Each month, The Oklahoman's editorial board recognizes a contributor to Your Views for a letter to the editor that exemplifies a timely, fair, accurate and cogent viewpoint. Ott Johnson of Stillwater is the honoree for letters that appeared in Your Views last month. His “Education merry-go-round” letter was published Sept. 8.
Meet the writer:
Ott Johnson grew up as the son of a sharecropper in Stuart, west of McAlester. He served two years in the U.S. Army before graduating from Oklahoma A&M College in 1958 with a degree in geology. He then began a career with the Soil Conservation Service within the U.S. Department of Agriculture, working in various states and in Washington, D.C. He also wrote opinion columns for various newspapers as he moved around the country. After retiring, Johnson settled on a small ranch in Pittsburg County, where he served as vice chairman of the local rural water board and as a board member of the Oklahoma Rural Water Association. He's also written technical documents, evaluated environmental conditions for pork production and provided geological information for various contractors. Johnson now lives in Stillwater with his high school sweetheart, Virginia, his wife of 62 years.
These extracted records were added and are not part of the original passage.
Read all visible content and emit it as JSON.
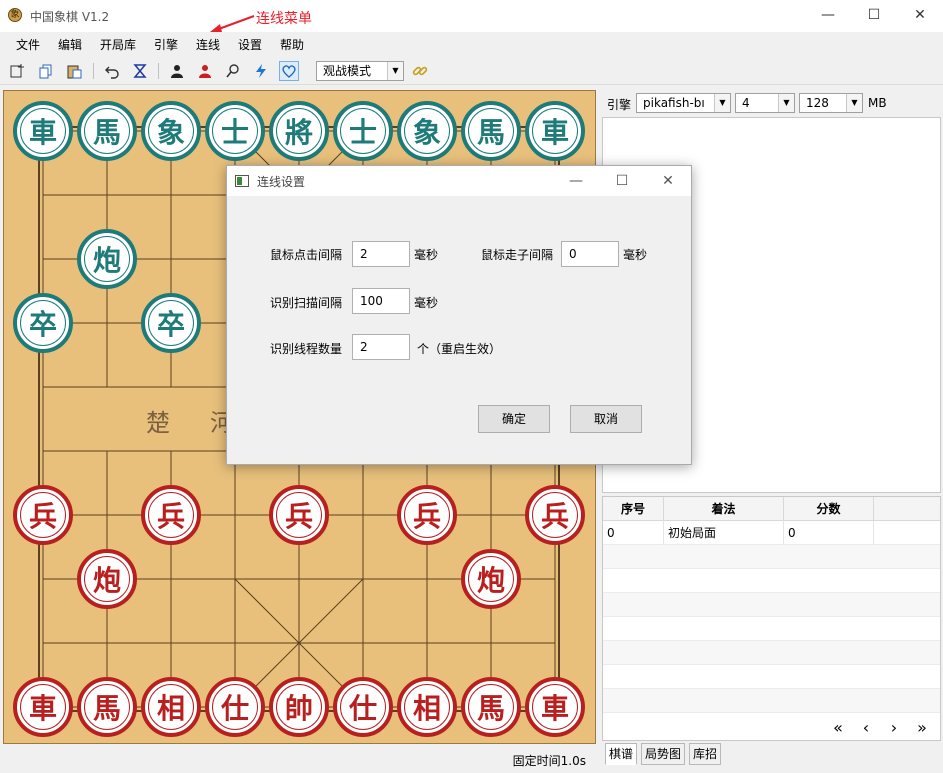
{
  "window": {
    "title": "中国象棋 V1.2",
    "app_icon": "象",
    "annotation": "连线菜单",
    "minimize": "—",
    "maximize": "☐",
    "close": "✕"
  },
  "menu": [
    "文件",
    "编辑",
    "开局库",
    "引擎",
    "连线",
    "设置",
    "帮助"
  ],
  "toolbar": {
    "mode_select": "观战模式",
    "icons": [
      "new-icon",
      "copy-icon",
      "paste-icon",
      "undo-icon",
      "hourglass-icon",
      "black-player-icon",
      "red-player-icon",
      "search-icon",
      "lightning-icon",
      "heart-icon",
      "link-icon"
    ]
  },
  "board": {
    "river_left": "楚",
    "river_right": "河",
    "black_pieces": [
      {
        "label": "車",
        "col": 0,
        "row": 0
      },
      {
        "label": "馬",
        "col": 1,
        "row": 0
      },
      {
        "label": "象",
        "col": 2,
        "row": 0
      },
      {
        "label": "士",
        "col": 3,
        "row": 0
      },
      {
        "label": "將",
        "col": 4,
        "row": 0
      },
      {
        "label": "士",
        "col": 5,
        "row": 0
      },
      {
        "label": "象",
        "col": 6,
        "row": 0
      },
      {
        "label": "馬",
        "col": 7,
        "row": 0
      },
      {
        "label": "車",
        "col": 8,
        "row": 0
      },
      {
        "label": "炮",
        "col": 1,
        "row": 2
      },
      {
        "label": "卒",
        "col": 0,
        "row": 3
      },
      {
        "label": "卒",
        "col": 2,
        "row": 3
      }
    ],
    "red_pieces": [
      {
        "label": "兵",
        "col": 0,
        "row": 6
      },
      {
        "label": "兵",
        "col": 2,
        "row": 6
      },
      {
        "label": "兵",
        "col": 4,
        "row": 6
      },
      {
        "label": "兵",
        "col": 6,
        "row": 6
      },
      {
        "label": "兵",
        "col": 8,
        "row": 6
      },
      {
        "label": "炮",
        "col": 1,
        "row": 7
      },
      {
        "label": "炮",
        "col": 7,
        "row": 7
      },
      {
        "label": "車",
        "col": 0,
        "row": 9
      },
      {
        "label": "馬",
        "col": 1,
        "row": 9
      },
      {
        "label": "相",
        "col": 2,
        "row": 9
      },
      {
        "label": "仕",
        "col": 3,
        "row": 9
      },
      {
        "label": "帥",
        "col": 4,
        "row": 9
      },
      {
        "label": "仕",
        "col": 5,
        "row": 9
      },
      {
        "label": "相",
        "col": 6,
        "row": 9
      },
      {
        "label": "馬",
        "col": 7,
        "row": 9
      },
      {
        "label": "車",
        "col": 8,
        "row": 9
      }
    ]
  },
  "status": {
    "time_text": "固定时间1.0s"
  },
  "engine_panel": {
    "label": "引擎",
    "engine_name": "pikafish-bı",
    "threads": "4",
    "hash": "128",
    "hash_unit": "MB"
  },
  "move_table": {
    "headers": [
      "序号",
      "着法",
      "分数"
    ],
    "rows": [
      {
        "index": "0",
        "move": "初始局面",
        "score": "0"
      }
    ]
  },
  "nav": {
    "first": "«",
    "prev": "‹",
    "next": "›",
    "last": "»"
  },
  "bottom_tabs": [
    "棋谱",
    "局势图",
    "库招"
  ],
  "dialog": {
    "title": "连线设置",
    "click_interval_label": "鼠标点击间隔",
    "click_interval_value": "2",
    "move_interval_label": "鼠标走子间隔",
    "move_interval_value": "0",
    "scan_interval_label": "识别扫描间隔",
    "scan_interval_value": "100",
    "threads_label": "识别线程数量",
    "threads_value": "2",
    "unit_ms": "毫秒",
    "threads_unit": "个（重启生效）",
    "ok": "确定",
    "cancel": "取消"
  }
}
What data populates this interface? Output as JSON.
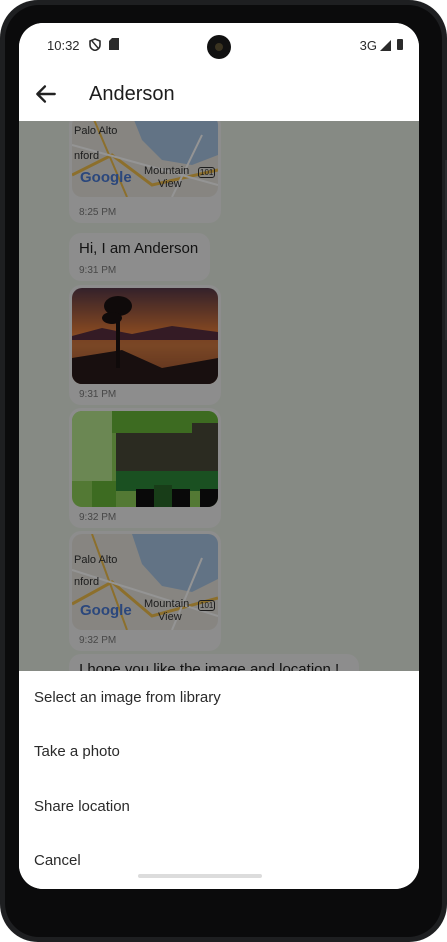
{
  "status_bar": {
    "time": "10:32",
    "network": "3G"
  },
  "app_bar": {
    "title": "Anderson"
  },
  "messages": [
    {
      "type": "location",
      "time": "8:25 PM",
      "map_labels": [
        "Palo Alto",
        "nford",
        "Mountain",
        "View",
        "101",
        "Google"
      ]
    },
    {
      "type": "text",
      "text": "Hi, I am Anderson",
      "time": "9:31 PM"
    },
    {
      "type": "image",
      "time": "9:31 PM"
    },
    {
      "type": "image",
      "time": "9:32 PM"
    },
    {
      "type": "location",
      "time": "9:32 PM",
      "map_labels": [
        "Palo Alto",
        "nford",
        "Mountain",
        "View",
        "101",
        "Google"
      ]
    },
    {
      "type": "text",
      "text": "I hope you like the image and location !"
    }
  ],
  "sheet": {
    "items": [
      "Select an image from library",
      "Take a photo",
      "Share location",
      "Cancel"
    ]
  }
}
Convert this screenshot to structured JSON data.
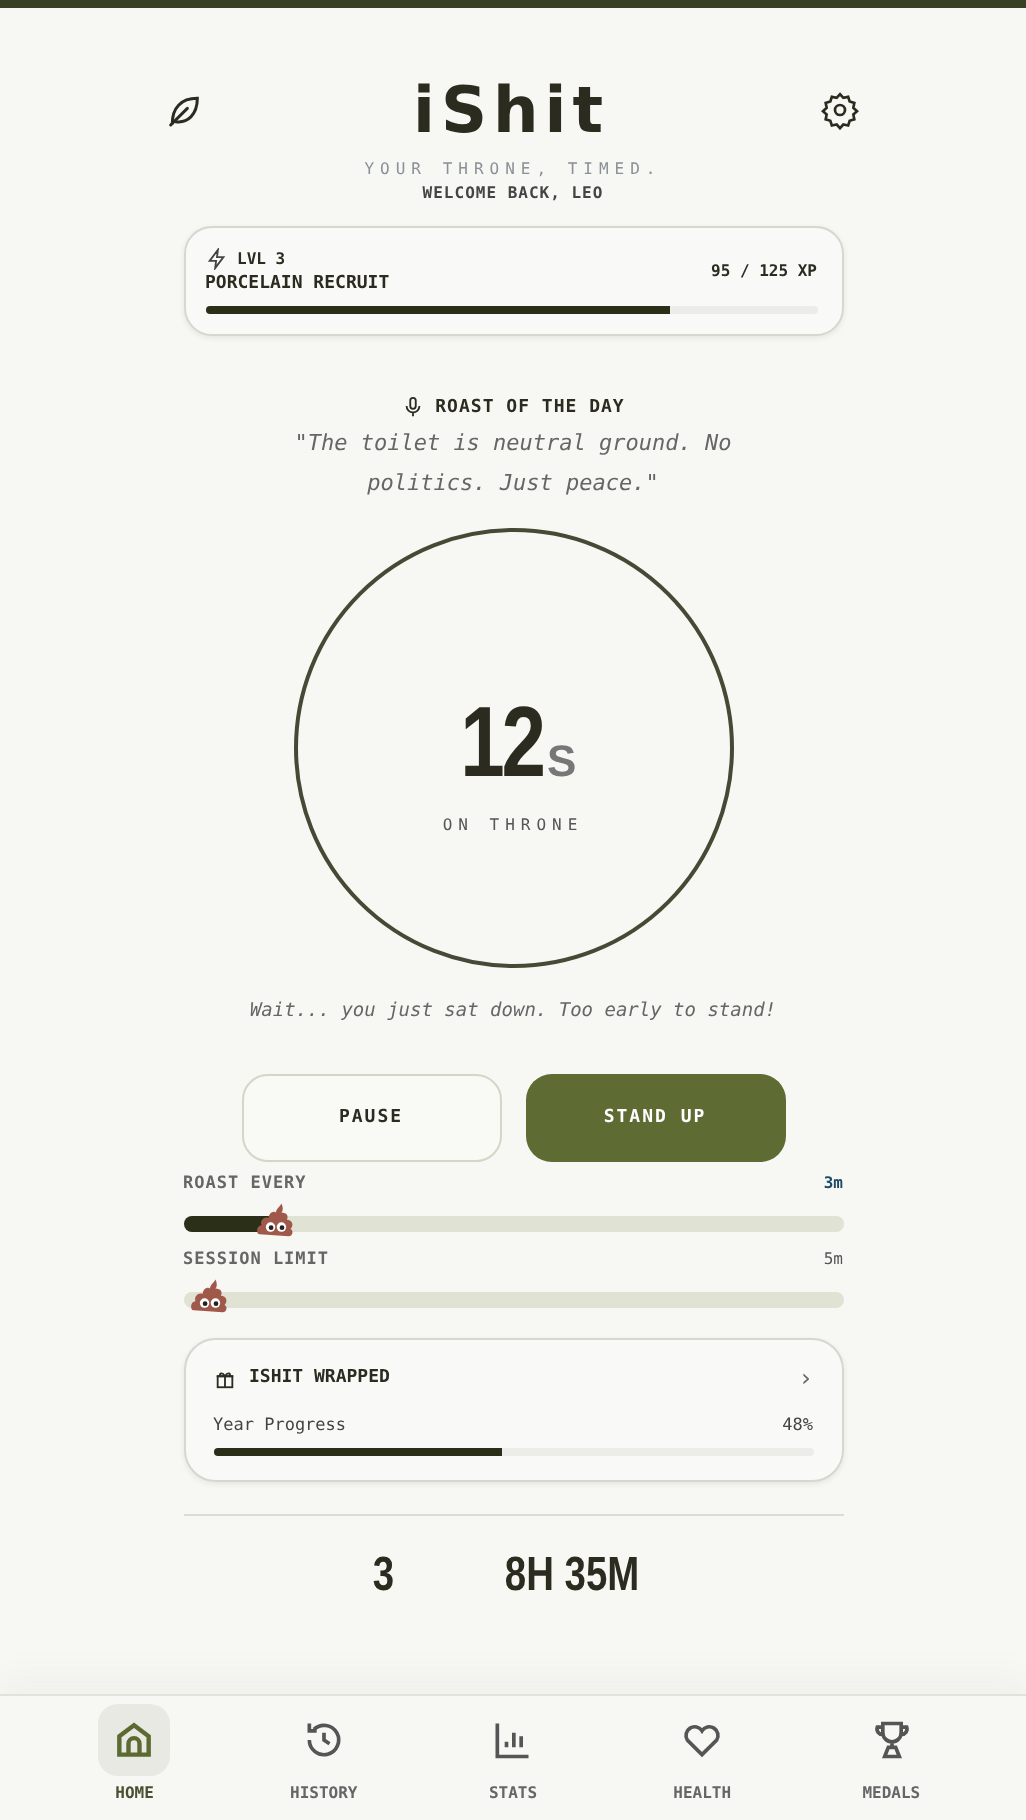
{
  "header": {
    "title": "iShit",
    "tagline": "YOUR THRONE, TIMED.",
    "welcome": "WELCOME BACK, LEO"
  },
  "level_card": {
    "level": "LVL 3",
    "rank": "PORCELAIN RECRUIT",
    "xp": "95 / 125 XP",
    "progress": {
      "level": 0.76
    }
  },
  "roast": {
    "heading": "ROAST OF THE DAY",
    "quote": "\"The toilet is neutral ground. No politics. Just peace.\""
  },
  "timer": {
    "value": "12",
    "unit": "S",
    "label": "ON THRONE"
  },
  "hint": "Wait... you just sat down. Too early to stand!",
  "buttons": [
    {
      "label": "PAUSE",
      "kind": "outline"
    },
    {
      "label": "STAND UP",
      "kind": "filled"
    }
  ],
  "sliders": [
    {
      "label": "ROAST EVERY",
      "reading": "3m",
      "level": 0.14,
      "accent": true
    },
    {
      "label": "SESSION LIMIT",
      "reading": "5m",
      "level": 0.0,
      "accent": false
    }
  ],
  "wrapped": {
    "title": "ISHIT WRAPPED",
    "chevron": "›",
    "progress_label": "Year Progress",
    "reading": "48%",
    "level": 0.48
  },
  "stats": [
    "3",
    "8H 35M"
  ],
  "nav": [
    {
      "label": "HOME",
      "selected": true
    },
    {
      "label": "HISTORY",
      "selected": false
    },
    {
      "label": "STATS",
      "selected": false
    },
    {
      "label": "HEALTH",
      "selected": false
    },
    {
      "label": "MEDALS",
      "selected": false
    }
  ]
}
Class size, 6-pound textbooks, computers, whiteboards, dress codes, new grading system, graduation tests. All these and more seem to create more education problems than solutions. Unions demand more money, their perpetual solution, while insisting incapable teachers remain on board. Class size, we were told, is the problem. After millions of taxpayers' dollars constructed more classrooms requiring more teachers, thus more union members, grades haven't substantially improved.
An education study in Boston concluded that quality teachers are the educational variable that matters most. The McKinsey & Company 2009 global education study concluded the same. The most highly educated students overall were found in Singapore, Japan, Korea and Finland, where classroom size is typically 30 students or more. Thus, teacher quality appears to be our education's weak link.
However, teachers pay inflated higher education tuition and fees, study and attend classes for their education and teaching certificates, proof of teaching knowledge and ability as determined by and colleges. If our teachers are inferior, shouldn't those institutions take responsibility for their inferior product?
Still, our boards of regents and unions keep clamoring for more tax and tuition dollars to do the same ol' same ol' while expecting improved results! Let's get off the backs of primary and secondary teachers who daily struggle to educate our children with the handicap of federal guidelines and undisciplined students and place the blame where it belongs.